Août avait cédé la place à septembre, toujours chaud, avec toutefois un soupçon d’hiver dans l’atmosphère, des nuits plus fraîches.
Il sortit sa voiture du garage et la conduisit à Brack’s Auto Body pour un réglage. Le mécanicien changea l’huile, nettoya les bougies, régla le starter et présenta une facture trop élevée. Il passa la Visa de Tom dans son appareil en demandant : « Vous partez en voyage ? »
Tom hocha la tête.
« Vous allez où ?
— Je ne sais pas. Peut-être dans l’est. Là où la route me conduira, je pense.
— Sans déconner ?
— Sans déconner.
— C’est dingue, dit le mécanicien. Ah, la liberté, hein ?
— La liberté. Exactement. »
De la cabine à l’extérieur, il passa deux coups de téléphone.
Il appela Tony. C’était samedi : son frère se trouvait chez lui, avec la télévision en fond sonore. Tom entendit aussi Tricia qui pleurait et Loreen qui la consolait.
« Je passais en ville, dit Tom. Je me suis dit que j’allais appeler.
— Nom de Dieu ! fit Tony. Je te croyais mort, promis. Tu vas bien ? Comment ça, tu passais en ville ?
— Je ne peux pas rester, Tony. Tu avais raison, pour la maison. Ce n’était pas un bon investissement.
— Tu passais sur le chemin d’où ? »
Il répéta ce qu’il avait dit au mécanicien : quelque part dans l’est.
« C’est un comportement on ne peut plus adolescent, Tom. Immature. On vit dans la réalité, pas dans “Route 66”.
— Je tâcherai de ne pas l’oublier. Dis-moi, Loreen est dans le coin ?
— Tu veux lui parler ? » Il semblait surpris.
« Juste lui dire bonjour.
— Eh bien… Bon, prends soin de toi, hein. Donne des nouvelles, cette fois. Si tu as besoin de quoi que ce soit, d’argent…
— Merci, Tony. Je suis touché. »
Un silence assourdi, puis Loreen fut en ligne. « Je profitais juste d’un passage en ville, répéta Tom. Je voulais vous remercier. »
Ils bavardèrent un peu. Barry avait attrapé la varicelle et manqué deux semaines d’école. Tricia avait une dent qui perçait. Tom raconta qu’il voyageait et qu’il allait continuer encore un peu.

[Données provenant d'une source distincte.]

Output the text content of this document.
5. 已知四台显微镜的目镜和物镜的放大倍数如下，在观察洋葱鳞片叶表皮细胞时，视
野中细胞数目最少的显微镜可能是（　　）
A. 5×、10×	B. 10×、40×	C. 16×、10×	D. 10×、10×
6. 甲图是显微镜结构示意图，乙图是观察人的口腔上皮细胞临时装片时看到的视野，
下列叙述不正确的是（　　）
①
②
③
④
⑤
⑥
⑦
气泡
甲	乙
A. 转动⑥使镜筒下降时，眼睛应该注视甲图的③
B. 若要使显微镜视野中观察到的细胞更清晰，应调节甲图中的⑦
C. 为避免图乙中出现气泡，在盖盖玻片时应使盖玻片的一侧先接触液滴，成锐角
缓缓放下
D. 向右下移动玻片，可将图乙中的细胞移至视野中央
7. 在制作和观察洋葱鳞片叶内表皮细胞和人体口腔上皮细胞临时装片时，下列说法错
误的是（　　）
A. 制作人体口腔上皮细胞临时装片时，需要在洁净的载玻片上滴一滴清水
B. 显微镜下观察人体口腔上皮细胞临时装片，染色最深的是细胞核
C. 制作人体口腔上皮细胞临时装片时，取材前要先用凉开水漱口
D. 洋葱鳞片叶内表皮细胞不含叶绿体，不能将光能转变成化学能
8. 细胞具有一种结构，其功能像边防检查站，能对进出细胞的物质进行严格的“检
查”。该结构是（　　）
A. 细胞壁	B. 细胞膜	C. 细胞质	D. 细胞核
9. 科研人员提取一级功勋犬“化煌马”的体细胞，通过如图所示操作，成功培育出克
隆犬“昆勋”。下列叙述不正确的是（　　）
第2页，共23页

« Tu m’as l’air d’avoir changé, dit Loreen.
— Vraiment ?
— Vraiment. Je ne sais pas comment le décrire. Comme si tu faisais la paix avec quelque chose. » Il ne trouva rien à répondre. Elle ajouta : « Il s’est passé beaucoup de temps depuis cet accident. Depuis que ton papa et ta maman sont morts. La vie continue, Tom. Les jours et les années. Mais j’imagine que tu le sais. »
Un dernier appel, longue distance, à Seattle, appel qu’il régla avec sa carte de crédit. Une voix masculine répondit. « Barbara est là ? demanda Tom.